We just passed the 82nd anniversary of the Warsaw Ghetto Uprising. It is fairly universally commended now as a heroic yet doomed last stand at resisting the Nazi death machine. Seeing the ugly shapes the world is making around me, and hearing Omar El Akkad’s words echoing in my ears, I grew curious about the contemporaneous reactions to the uprising. My hunch was correct: the gentile citizens of Warsaw were largely indifferent or even actively annoyed by the inconvenience of the smell of burning flesh and sound of gunshots as they went about their daily lives. To mark the 80th anniversary in 2023, the Polin Museum in Warsaw mounted an exhibit called “Thou Shalt Not Be Indifferent.” As part of this, they published a guidebook that included an article on the reactions of witnesses to the extermination campaign. It is chilling to read. It is chilling to hear the same kind of language used today.
I’m not the first to observe that people hold idealized fantasies of what they would do, of who they would be if they lived during past times of intense friction and big, earth-shaking events. I’m also not the first to say that whatever you’re doing (or not doing) right now is what you would be doing then. It’s an easy thing to imagine what we’d do if confronted with a situation, but the truth is that we really don’t know until we are in it. We can draw inspiration and caveats from the past, but what is most vitally important is right now.
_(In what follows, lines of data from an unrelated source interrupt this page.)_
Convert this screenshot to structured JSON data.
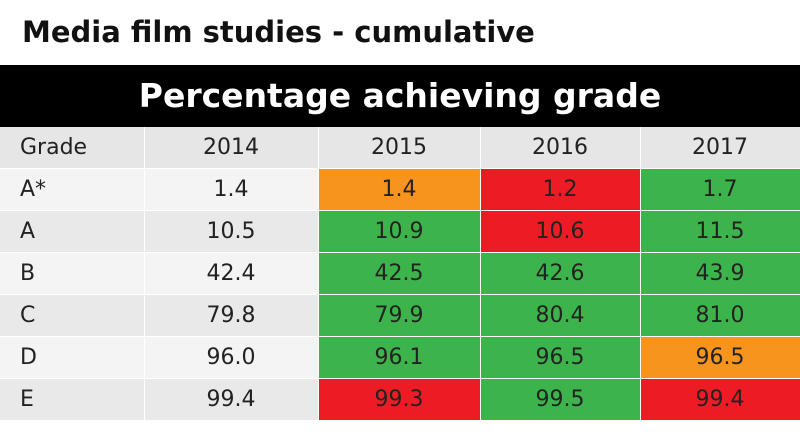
{
  "title": "Media film studies - cumulative",
  "banner": "Percentage achieving grade",
  "table": {
    "header": [
      "Grade",
      "2014",
      "2015",
      "2016",
      "2017"
    ],
    "rows": [
      {
        "grade": "A*",
        "values": [
          "1.4",
          "1.4",
          "1.2",
          "1.7"
        ],
        "colors": [
          "none",
          "orange",
          "red",
          "green"
        ]
      },
      {
        "grade": "A",
        "values": [
          "10.5",
          "10.9",
          "10.6",
          "11.5"
        ],
        "colors": [
          "none",
          "green",
          "red",
          "green"
        ]
      },
      {
        "grade": "B",
        "values": [
          "42.4",
          "42.5",
          "42.6",
          "43.9"
        ],
        "colors": [
          "none",
          "green",
          "green",
          "green"
        ]
      },
      {
        "grade": "C",
        "values": [
          "79.8",
          "79.9",
          "80.4",
          "81.0"
        ],
        "colors": [
          "none",
          "green",
          "green",
          "green"
        ]
      },
      {
        "grade": "D",
        "values": [
          "96.0",
          "96.1",
          "96.5",
          "96.5"
        ],
        "colors": [
          "none",
          "green",
          "green",
          "orange"
        ]
      },
      {
        "grade": "E",
        "values": [
          "99.4",
          "99.3",
          "99.5",
          "99.4"
        ],
        "colors": [
          "none",
          "red",
          "green",
          "red"
        ]
      }
    ]
  },
  "colors": {
    "green": "#3db44b",
    "orange": "#f7941d",
    "red": "#ed1c24",
    "banner": "#000000"
  }
}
It’s common in movement work to say “it’s never too late” to take action, to join, to learn, to change your mind and behavior. If I take a zoomed out view, I believe this is true. This is generational work; structural change takes a very long time, and of course we are going to need as many people on board as possible. We don’t want to shame people for working in their own time, and coming to join us when they are ready. But on a human level, a personal level—it is too late for thousands of precious souls, ancient structures, irreplaceable archives. Too late for shattered lives and families rent asunder by secret police, incarceration, lynchings. By polite neglect and spitting hatred. Too late for ecosystems sacrificed to corporate greed.
Atonement must be made, and yet shame and guilt must not block us from rolling up our sleeves now. In Judaism, the word teshuvah is often translated as repentance or reparations, but I prefer the meaning derived from the root: “a return to the land of the soul.” I believe in order to repair harm with others, regardless of whether we were the perpetrator, we must first atone to ourselves: return to the land of our souls, make repair where we have failed in our values. We must meet shame with open eyes and arms, greet it honestly and see what conditions have allowed it to moulder and spread inside ourselves.
In order to consider teshuvah complete, it is not enough to confess, to repent, or apologize. It is not enough to make the necessary repair. It is only complete when we face the same circumstance again, and we make a different choice. This concept of repentance does not allow one off the hook by confessing a sin alone. In essence: actions matter more than words.
Let’s be clear: it is late. Very late. We are at sail in a sea of grief, and not all ships will make it through the storms. But climbing aboard is an expression of hope, a dedication to life. Let us chart our course to return to the land of the soul.